Despite Response Assessment in Neuro-Oncology (RANO) Working Group’s recommendation for the integration of amino acid PET at all stages of brain tumor management29, 18F-FET PET remains limited in availability. Approval for 18F-FET as a medical drug for gliomas is currently restricted to Switzerland, Germany, and France, as the lack of prospective multi-center trials has hampered approval in other European countries and North America12,13. Notably, 18F-FET has recently been granted FDA fast track designation and is on course to become the first FDA approved radiolabeled amino acid for use in diagnostic imaging of brain tumors in the United States30. Moreover, re-imbursement varies even within countries where 18F-FET PET is approved, further complicating access to the modality12. Cost-effectiveness is another significant factor contributing to the limited availability of 18F-FET PET31,32,33, yet numerous recent publications from Asia reflect growing global interest and acceptance34,35,36,37,38. This corroborates the rising interest among primary care physicians13,39,40, emphasizing the importance of optimizing 18F-FET PET allocation given the constraints on resources.

Our sequential, rCBV threshold-based workflow resulted in an NNI of 50 when compared to 18F-FET PET, with a simultaneous 42.8% reduction in the number of 18F-FET PET scans required.
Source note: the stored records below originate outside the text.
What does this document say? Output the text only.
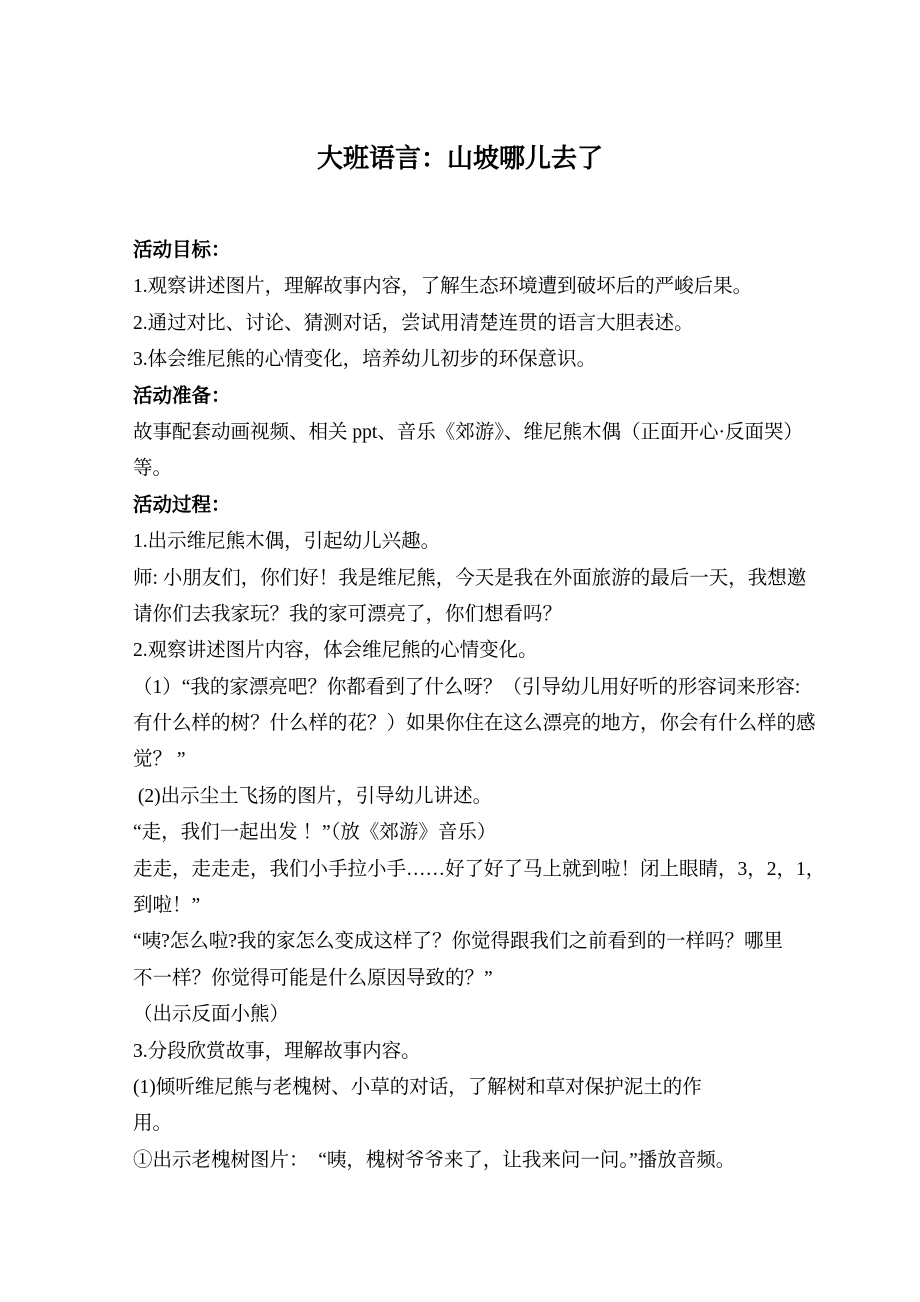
大班语言：山坡哪儿去了
活动目标：
1.观察讲述图片，理解故事内容，了解生态环境遭到破坏后的严峻后果。
2.通过对比、讨论、猜测对话，尝试用清楚连贯的语言大胆表述。
3.体会维尼熊的心情变化，培养幼儿初步的环保意识。
活动准备：
故事配套动画视频、相关 ppt、音乐《郊游》、维尼熊木偶（正面开心·反面哭）
等。
活动过程：
1.出示维尼熊木偶，引起幼儿兴趣。
师: 小朋友们，你们好！我是维尼熊，今天是我在外面旅游的最后一天，我想邀
请你们去我家玩？我的家可漂亮了，你们想看吗？
2.观察讲述图片内容，体会维尼熊的心情变化。
（1）“我的家漂亮吧？你都看到了什么呀？（引导幼儿用好听的形容词来形容:
有什么样的树？什么样的花？）如果你住在这么漂亮的地方，你会有什么样的感
觉？ ”
(2)出示尘土飞扬的图片，引导幼儿讲述。
“走，我们一起出发 ！”（放《郊游》音乐）
走走，走走走，我们小手拉小手……好了好了马上就到啦！闭上眼睛，3，2，1，
到啦！”
“咦?怎么啦?我的家怎么变成这样了？你觉得跟我们之前看到的一样吗？哪里
不一样？你觉得可能是什么原因导致的？”
（出示反面小熊）
3.分段欣赏故事，理解故事内容。
(1)倾听维尼熊与老槐树、小草的对话，了解树和草对保护泥土的作
用。
①出示老槐树图片：　“咦，槐树爷爷来了，让我来问一问。”播放音频。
These metrics reiterate how the workflow could be used to triage patients from centers without access to amino acid PET (but with PWI MRI) to more comprehensive centers as part of a regional cancer care network, optimizing resource allocation and ensuring appropriate imaging when required.
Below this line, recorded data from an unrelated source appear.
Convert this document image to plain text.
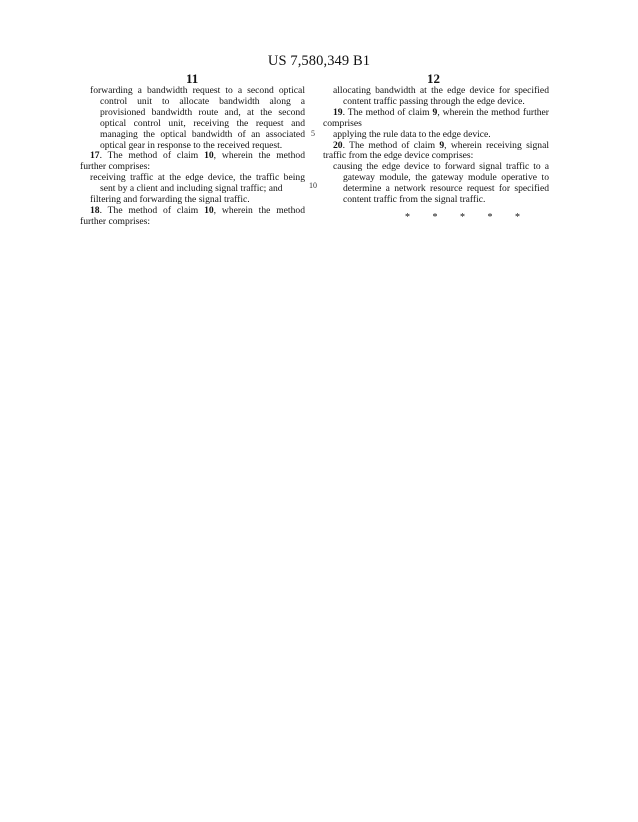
US 7,580,349 B1
11	12

forwarding a bandwidth request to a second optical control unit to allocate bandwidth along a provisioned bandwidth route and, at the second optical control unit, receiving the request and managing the optical bandwidth of an associated optical gear in response to the received request.

17. The method of claim 10, wherein the method further comprises:

receiving traffic at the edge device, the traffic being sent by a client and including signal traffic; and

filtering and forwarding the signal traffic.

18. The method of claim 10, wherein the method further comprises:

5
10

allocating bandwidth at the edge device for specified content traffic passing through the edge device.

19. The method of claim 9, wherein the method further comprises

applying the rule data to the edge device.

20. The method of claim 9, wherein receiving signal traffic from the edge device comprises:

causing the edge device to forward signal traffic to a gateway module, the gateway module operative to determine a network resource request for specified content traffic from the signal traffic.

* * * * *
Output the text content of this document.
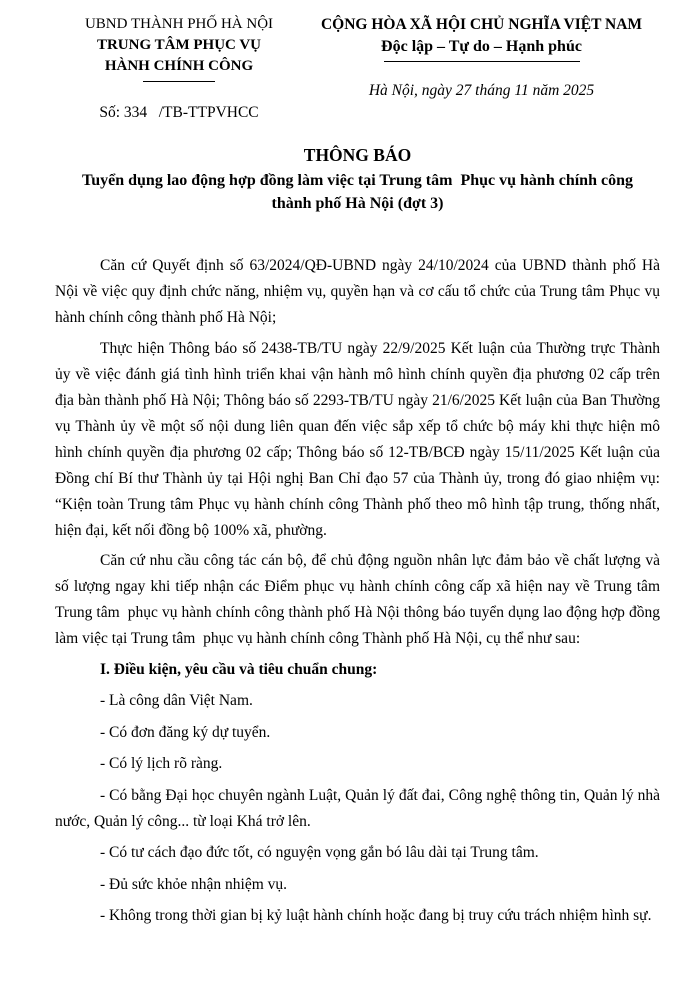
UBND THÀNH PHỐ HÀ NỘI
TRUNG TÂM PHỤC VỤ
HÀNH CHÍNH CÔNG
Số: 334   /TB-TTPVHCC
CỘNG HÒA XÃ HỘI CHỦ NGHĨA VIỆT NAM
Độc lập – Tự do – Hạnh phúc
Hà Nội, ngày 27 tháng 11 năm 2025
THÔNG BÁO
Tuyển dụng lao động hợp đồng làm việc tại Trung tâm  Phục vụ hành chính công thành phố Hà Nội (đợt 3)

Căn cứ Quyết định số 63/2024/QĐ-UBND ngày 24/10/2024 của UBND thành phố Hà Nội về việc quy định chức năng, nhiệm vụ, quyền hạn và cơ cấu tổ chức của Trung tâm Phục vụ hành chính công thành phố Hà Nội;

Thực hiện Thông báo số 2438-TB/TU ngày 22/9/2025 Kết luận của Thường trực Thành ủy về việc đánh giá tình hình triển khai vận hành mô hình chính quyền địa phương 02 cấp trên địa bàn thành phố Hà Nội; Thông báo số 2293-TB/TU ngày 21/6/2025 Kết luận của Ban Thường vụ Thành ủy về một số nội dung liên quan đến việc sắp xếp tổ chức bộ máy khi thực hiện mô hình chính quyền địa phương 02 cấp; Thông báo số 12-TB/BCĐ ngày 15/11/2025 Kết luận của Đồng chí Bí thư Thành ủy tại Hội nghị Ban Chỉ đạo 57 của Thành ủy, trong đó giao nhiệm vụ: “Kiện toàn Trung tâm Phục vụ hành chính công Thành phố theo mô hình tập trung, thống nhất, hiện đại, kết nối đồng bộ 100% xã, phường.

Căn cứ nhu cầu công tác cán bộ, để chủ động nguồn nhân lực đảm bảo về chất lượng và số lượng ngay khi tiếp nhận các Điểm phục vụ hành chính công cấp xã hiện nay về Trung tâm Trung tâm  phục vụ hành chính công thành phố Hà Nội thông báo tuyển dụng lao động hợp đồng làm việc tại Trung tâm  phục vụ hành chính công Thành phố Hà Nội, cụ thể như sau:

I. Điều kiện, yêu cầu và tiêu chuẩn chung:

- Là công dân Việt Nam.

- Có đơn đăng ký dự tuyển.

- Có lý lịch rõ ràng.

- Có bằng Đại học chuyên ngành Luật, Quản lý đất đai, Công nghệ thông tin, Quản lý nhà nước, Quản lý công... từ loại Khá trở lên.

- Có tư cách đạo đức tốt, có nguyện vọng gắn bó lâu dài tại Trung tâm.

- Đủ sức khỏe nhận nhiệm vụ.

- Không trong thời gian bị kỷ luật hành chính hoặc đang bị truy cứu trách nhiệm hình sự.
The retrospective nature of our study represents a limitation, with 18F-FET PET and MRI with DSC Perfusion not being acquired on the same day. Our inclusion criteria allowed for a time interval of up to four months between MRI and 18F-FET PET, which exceeds the recommended three-month follow up period. While this represents a further limitation of our study, it reflects the realities of clinical practice, including waitlists and scheduling constraints that patients experience. A shorter time interval cutoff in our inclusion criteria would have significantly reduced the size of our cohort. MRI DSC perfusion parameters were not aligned to current recommendations41, again a consequence of the retrospective nature of our study. ROIs were not co-registered between the two modalities, though this ultimately represents the clinical reality. The imbalance of tumor progression and treatment-related changes in our cohort also represents what is seen in clinical routine and provides an incidence-corrected rCBV threshold. The interpretation of PET findings were based on Max TBR using SUVmean of the hottest five pixels and did not include further parameters such as maximum and mean TBR or PET-positive volume, which are recommended for amino acid PET in glioma42. Finally, histopathological correlation was only obtained in a subset of patients.
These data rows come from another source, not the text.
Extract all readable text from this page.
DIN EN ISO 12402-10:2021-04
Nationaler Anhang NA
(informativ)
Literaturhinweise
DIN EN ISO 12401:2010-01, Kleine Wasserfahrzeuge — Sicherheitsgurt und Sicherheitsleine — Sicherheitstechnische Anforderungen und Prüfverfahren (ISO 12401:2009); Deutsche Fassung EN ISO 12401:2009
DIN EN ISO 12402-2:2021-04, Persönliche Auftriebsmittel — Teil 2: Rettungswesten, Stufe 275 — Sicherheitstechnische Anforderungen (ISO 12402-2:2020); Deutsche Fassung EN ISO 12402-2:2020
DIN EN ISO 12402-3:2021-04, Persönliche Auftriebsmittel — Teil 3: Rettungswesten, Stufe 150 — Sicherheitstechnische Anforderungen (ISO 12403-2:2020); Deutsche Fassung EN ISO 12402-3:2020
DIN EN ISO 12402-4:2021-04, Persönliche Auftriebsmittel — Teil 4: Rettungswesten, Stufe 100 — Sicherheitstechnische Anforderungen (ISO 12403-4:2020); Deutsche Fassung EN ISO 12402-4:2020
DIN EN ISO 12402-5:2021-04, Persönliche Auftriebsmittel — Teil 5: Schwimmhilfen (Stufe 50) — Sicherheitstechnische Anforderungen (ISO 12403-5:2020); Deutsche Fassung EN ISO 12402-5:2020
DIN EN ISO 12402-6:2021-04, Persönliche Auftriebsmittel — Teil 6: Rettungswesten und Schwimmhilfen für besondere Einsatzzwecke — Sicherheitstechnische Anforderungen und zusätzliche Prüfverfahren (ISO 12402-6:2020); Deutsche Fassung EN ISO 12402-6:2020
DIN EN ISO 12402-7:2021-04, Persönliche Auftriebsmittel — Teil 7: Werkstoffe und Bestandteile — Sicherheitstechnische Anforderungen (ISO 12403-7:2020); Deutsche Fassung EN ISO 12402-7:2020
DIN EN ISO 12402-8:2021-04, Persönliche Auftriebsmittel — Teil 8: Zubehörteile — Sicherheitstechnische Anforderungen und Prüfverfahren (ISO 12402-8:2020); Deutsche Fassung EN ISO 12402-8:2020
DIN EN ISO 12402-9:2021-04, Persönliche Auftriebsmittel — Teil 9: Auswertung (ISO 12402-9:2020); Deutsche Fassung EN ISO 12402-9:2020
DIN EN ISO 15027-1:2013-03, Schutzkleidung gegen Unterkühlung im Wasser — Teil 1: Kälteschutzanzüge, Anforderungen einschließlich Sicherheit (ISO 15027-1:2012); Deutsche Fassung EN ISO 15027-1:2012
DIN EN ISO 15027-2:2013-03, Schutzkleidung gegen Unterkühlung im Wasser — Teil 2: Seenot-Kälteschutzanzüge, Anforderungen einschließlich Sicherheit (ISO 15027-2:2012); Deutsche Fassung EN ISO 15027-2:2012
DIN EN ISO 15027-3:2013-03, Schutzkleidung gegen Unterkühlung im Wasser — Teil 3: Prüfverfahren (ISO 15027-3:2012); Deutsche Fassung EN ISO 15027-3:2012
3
To conclude, we have demonstrated the feasibility of an rCBV-based threshold workflow to triage patients for additional 18F-FET PET imaging in post-treatment high grade glioma. Our study further validates the findings from Steidl et al., despite differences in glioma grades included and PWI methodology24. This workflow could improve 18F-FET PET resource allocation as its use expands globally.